Nanotheranostic: Surface coating optimization for inorganic nanoparticles

In the context of the research in innovative and efficient systems for both treating and detecting diseases, NanoParticles (NPs), because of their nanoscale size, offer the opportunity: i) to improve in vivo pharmacokinetic by extending circulation time and ii) to modify biodistribution by targeting diseased tissues. However, while many inorganic NPs have been identified as promising since the 90’s, less than 10 are nowadays approved for patient healthcare.
Toxicity issues related to colloidal instability in biological media and functionalization control/characterization difficulties are important unsolved drawbacks that remain serious bottlenecks in the development of inorganic NPs for biomedical applications.

To overcome these issues, we develop new multidentate polymers with a perfectly defined structure to coat NPs in a highly stable and stealth manner. These multi-anchoring polymers carrying biocompatible moieties increase the avidity of the ligands for the NPs surface while conferring stealth and colloidal dispersion in biological media. In this project, we explore an innovative approach to design and synthesize multidentate functionalized peptides, before validating their potential to coat very promising inorganic NPs, Gold NanoRods (GNRs).
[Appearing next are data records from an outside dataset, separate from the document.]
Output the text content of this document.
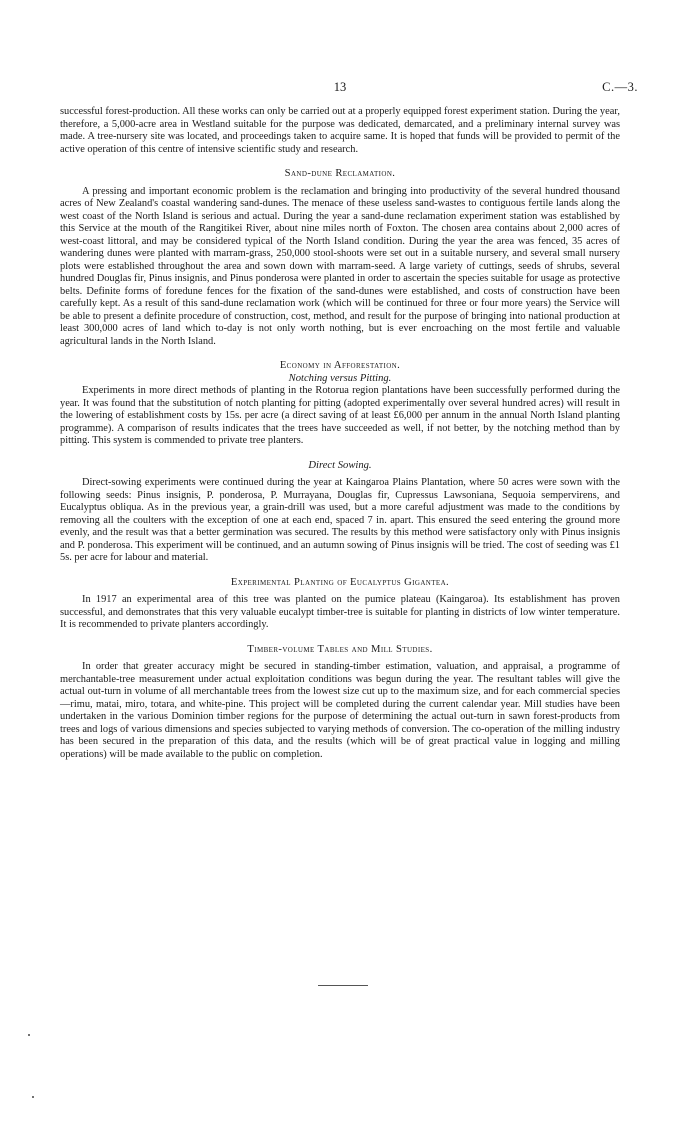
13	C.—3.

successful forest-production. All these works can only be carried out at a properly equipped forest experiment station. During the year, therefore, a 5,000-acre area in Westland suitable for the purpose was dedicated, demarcated, and a preliminary internal survey was made. A tree-nursery site was located, and proceedings taken to acquire same. It is hoped that funds will be provided to permit of the active operation of this centre of intensive scientific study and research.

Sand-dune Reclamation.

A pressing and important economic problem is the reclamation and bringing into productivity of the several hundred thousand acres of New Zealand's coastal wandering sand-dunes. The menace of these useless sand-wastes to contiguous fertile lands along the west coast of the North Island is serious and actual. During the year a sand-dune reclamation experiment station was established by this Service at the mouth of the Rangitikei River, about nine miles north of Foxton. The chosen area contains about 2,000 acres of west-coast littoral, and may be considered typical of the North Island condition. During the year the area was fenced, 35 acres of wandering dunes were planted with marram-grass, 250,000 stool-shoots were set out in a suitable nursery, and several small nursery plots were established throughout the area and sown down with marram-seed. A large variety of cuttings, seeds of shrubs, several hundred Douglas fir, Pinus insignis, and Pinus ponderosa were planted in order to ascertain the species suitable for usage as protective belts. Definite forms of foredune fences for the fixation of the sand-dunes were established, and costs of construction have been carefully kept. As a result of this sand-dune reclamation work (which will be continued for three or four more years) the Service will be able to present a definite procedure of construction, cost, method, and result for the purpose of bringing into national production at least 300,000 acres of land which to-day is not only worth nothing, but is ever encroaching on the most fertile and valuable agricultural lands in the North Island.

Economy in Afforestation.
Notching versus Pitting.

Experiments in more direct methods of planting in the Rotorua region plantations have been successfully performed during the year. It was found that the substitution of notch planting for pitting (adopted experimentally over several hundred acres) will result in the lowering of establishment costs by 15s. per acre (a direct saving of at least £6,000 per annum in the annual North Island planting programme). A comparison of results indicates that the trees have succeeded as well, if not better, by the notching method than by pitting. This system is commended to private tree planters.

Direct Sowing.

Direct-sowing experiments were continued during the year at Kaingaroa Plains Plantation, where 50 acres were sown with the following seeds: Pinus insignis, P. ponderosa, P. Murrayana, Douglas fir, Cupressus Lawsoniana, Sequoia sempervirens, and Eucalyptus obliqua. As in the previous year, a grain-drill was used, but a more careful adjustment was made to the conditions by removing all the coulters with the exception of one at each end, spaced 7 in. apart. This ensured the seed entering the ground more evenly, and the result was that a better germination was secured. The results by this method were satisfactory only with Pinus insignis and P. ponderosa. This experiment will be continued, and an autumn sowing of Pinus insignis will be tried. The cost of seeding was £1 5s. per acre for labour and material.

Experimental Planting of Eucalyptus Gigantea.

In 1917 an experimental area of this tree was planted on the pumice plateau (Kaingaroa). Its establishment has proven successful, and demonstrates that this very valuable eucalypt timber-tree is suitable for planting in districts of low winter temperature. It is recommended to private planters accordingly.

Timber-volume Tables and Mill Studies.

In order that greater accuracy might be secured in standing-timber estimation, valuation, and appraisal, a programme of merchantable-tree measurement under actual exploitation conditions was begun during the year. The resultant tables will give the actual out-turn in volume of all merchantable trees from the lowest size cut up to the maximum size, and for each commercial species—rimu, matai, miro, totara, and white-pine. This project will be completed during the current calendar year. Mill studies have been undertaken in the various Dominion timber regions for the purpose of determining the actual out-turn in sawn forest-products from trees and logs of various dimensions and species subjected to varying methods of conversion. The co-operation of the milling industry has been secured in the preparation of this data, and the results (which will be of great practical value in logging and milling operations) will be made available to the public on completion.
These rod-like NPs are especially attractive, due to their unique optical properties and potential applications in functional nanodevices thanks to photoacoustic, radio-enhancer or photothermal properties. This project will pave the way to the development of GNRs as targeted nanomedicines (e.g. tumor photothermal ablation).

Considering the promising potential of inorganic nanoparticles for biomedical uses, this project will allow targeted inorganic NPs to reach the clinic to contribute to better medical solutions in the foreseeable future.